Getting in and out is not as bad as you may have been led to believe if there has been a sports car or three in your past. The mere action of getting in and out will also keep you limber.
But visibility in every direction except straight ahead was, in a word, horrible. Merging on to highway at a sharp pointed V-shaped intersection is a test of one’s faith. Interested parties in a Camaro should not leave the dealer’s lot without blind spot detection and rear view camera options. (Hmm, visibility was excellent riding a horse.)
Like so many sports cars that have gone before it, the back seat is for cargo and not humans but overall cargo space was still on the small side.
Yet the lack of visibility and cargo space faded away quickly during my two days behind the wheel, the second of which was a nearly 9 hour stint.
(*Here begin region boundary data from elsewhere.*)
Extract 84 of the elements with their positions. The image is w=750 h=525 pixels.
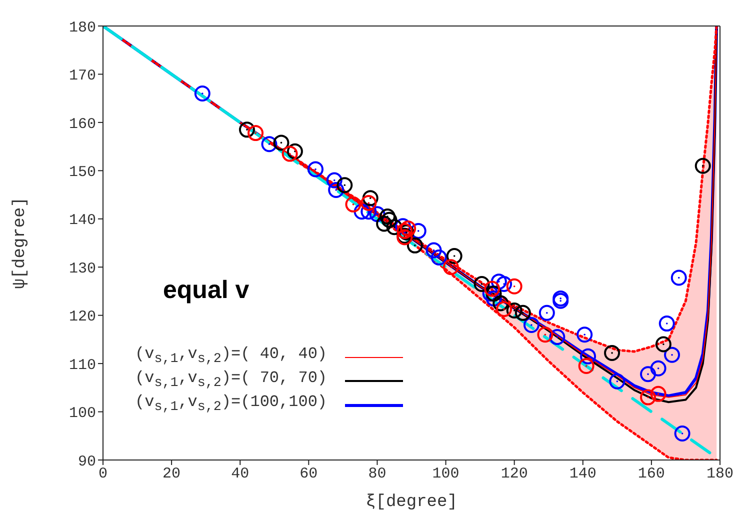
point xyxy=(345,196,362,212)
point xyxy=(326,172,342,188)
point xyxy=(514,304,531,321)
point xyxy=(664,346,680,363)
x-tick-label: 140 xyxy=(569,466,596,483)
legend-label: (v$_{s,1}$,v$_{s,2}$)=( 70, 70) xyxy=(135,369,328,394)
point xyxy=(496,276,512,292)
y-tick-label: 130 xyxy=(68,260,96,278)
point xyxy=(549,329,566,346)
point xyxy=(578,358,594,374)
point xyxy=(580,348,596,364)
point xyxy=(248,125,264,142)
point xyxy=(394,218,411,234)
point xyxy=(286,143,303,160)
point xyxy=(694,158,711,174)
point xyxy=(674,425,690,442)
point xyxy=(426,242,442,258)
x-tick-label: 80 xyxy=(368,466,386,483)
point xyxy=(658,316,675,332)
point xyxy=(486,290,502,306)
point xyxy=(354,204,370,220)
x-tick-label: 180 xyxy=(706,466,734,483)
x-axis-title: ξ[degree] xyxy=(366,493,458,512)
point xyxy=(261,136,278,152)
point xyxy=(655,336,672,352)
point xyxy=(640,389,656,406)
y-tick-label: 120 xyxy=(68,308,96,326)
point xyxy=(650,360,666,376)
y-tick-label: 140 xyxy=(68,212,96,230)
point xyxy=(492,295,509,312)
point xyxy=(360,194,377,211)
point xyxy=(537,326,554,343)
x-tick-label: 60 xyxy=(300,466,318,483)
point xyxy=(670,270,687,286)
point xyxy=(538,304,555,321)
point xyxy=(376,216,392,232)
point xyxy=(380,208,396,224)
y-tick-label: 100 xyxy=(68,405,96,422)
point xyxy=(308,161,324,178)
y-tick-label: 180 xyxy=(68,19,96,36)
point xyxy=(496,301,512,318)
point xyxy=(360,204,377,220)
point xyxy=(442,259,459,276)
point xyxy=(576,326,593,343)
point xyxy=(506,278,522,294)
point xyxy=(484,280,500,297)
point xyxy=(446,248,462,264)
point xyxy=(430,249,447,266)
x-tick-label: 40 xyxy=(231,466,250,483)
point xyxy=(328,182,344,198)
point xyxy=(523,316,540,333)
point xyxy=(406,237,423,254)
y-tick-label: 150 xyxy=(68,164,96,181)
x-tick-label: 120 xyxy=(500,466,528,483)
y-axis-title: ψ[degree] xyxy=(11,197,30,289)
point xyxy=(273,134,290,151)
x-tick-label: 20 xyxy=(162,466,181,483)
point xyxy=(490,274,507,290)
legend-label: (v$_{s,1}$,v$_{s,2}$)=( 40, 40) xyxy=(135,345,328,370)
point xyxy=(336,177,353,194)
point xyxy=(604,344,620,361)
point xyxy=(369,206,386,222)
point xyxy=(282,146,298,162)
point xyxy=(474,276,490,292)
point xyxy=(486,286,502,302)
annotation: equal v xyxy=(163,276,250,305)
point xyxy=(381,212,398,228)
point xyxy=(238,122,255,138)
point xyxy=(194,86,210,102)
point xyxy=(362,190,378,206)
x-tick-label: 100 xyxy=(432,466,460,483)
point xyxy=(650,386,666,402)
x-tick-label: 0 xyxy=(98,466,108,483)
y-tick-label: 160 xyxy=(68,116,96,133)
legend-label: (v$_{s,1}$,v$_{s,2}$)=(100,100) xyxy=(135,393,328,418)
y-tick-label: 110 xyxy=(68,356,96,374)
y-tick-label: 90 xyxy=(78,453,96,470)
y-tick-label: 170 xyxy=(68,68,96,85)
point xyxy=(400,220,416,237)
x-tick-label: 160 xyxy=(638,466,665,483)
point xyxy=(410,222,426,239)
point xyxy=(609,373,626,390)
point xyxy=(640,366,656,382)
point xyxy=(506,302,522,319)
The multi-adjustable bucket seats were comfortable, and power from the smooth six was more than acceptable in real world conditions, (read that outside of your local race track).
Quick passing moves around slow moving old pickups was actually something to look forward to. The 8-speed automatic helped the cause with quick downshifts especially in the Sport mode.
Handling was confidence building traveling through the woods on some old back roads that I have not traversed in decades. It is during drives like this that you leave the audio system in the off position and enjoy the throaty Camaro generated sounds.
I marveled at how little much of the passing scene has changed over the years along little old highways that I once traveled on a nearly daily basis. That resistance to change in the areas that matter is a New England Yankee tradition.
Yet things do change here and there for the better in certain locations, like the very modern commuter train station just completed in Westminster, Mass. where the accompanying pictures were taken – a more apropos locale for this sleek sporty car to pose for its portrait.
Change like that in the city of Boston where high rise development is flourishing but one can still walk the Freedom Trail along narrow streets that once hosted the familiar names prominent in your high school history books.
It made me think that the updated version of the old Paul Revere warning would be, One if my by land, two if by sea and three if by Camaro.
The Camaro LT base mode is offered with a standard 2.0L Turbo or available 3.6L V-6 engines. Go for the six.
The car is offered in LT (1LT and 2LT), SS (1SS and 2SS) and ZL1 models – all available as a coupe or convertible. Not to overlook the high performance ZL1 1 LE.
MacPherson-type strut with dual lower ball joints, twin-tube struts and direct-acting stabilizer bar;
Independent five-link with twin-tube shocks and direct-acting stabilizer bar.
Four wheel disc brakes
Weighs in at 3454 pounds
For 2018 Chevy will offer the first-ever 1LE package offered on Camaro LT, featuring track-tested Camaro SS components including FE3 suspension, Brembo brakes and heavy-duty cooling – and enabling an estimated 0.97 g in cornering grip. Available on 1LT and 2LT with 3.6L V-6 and manual transmission.
Chevrolet MyLink with a 7-inch-diagonal color touchscreen is standard on 1LT.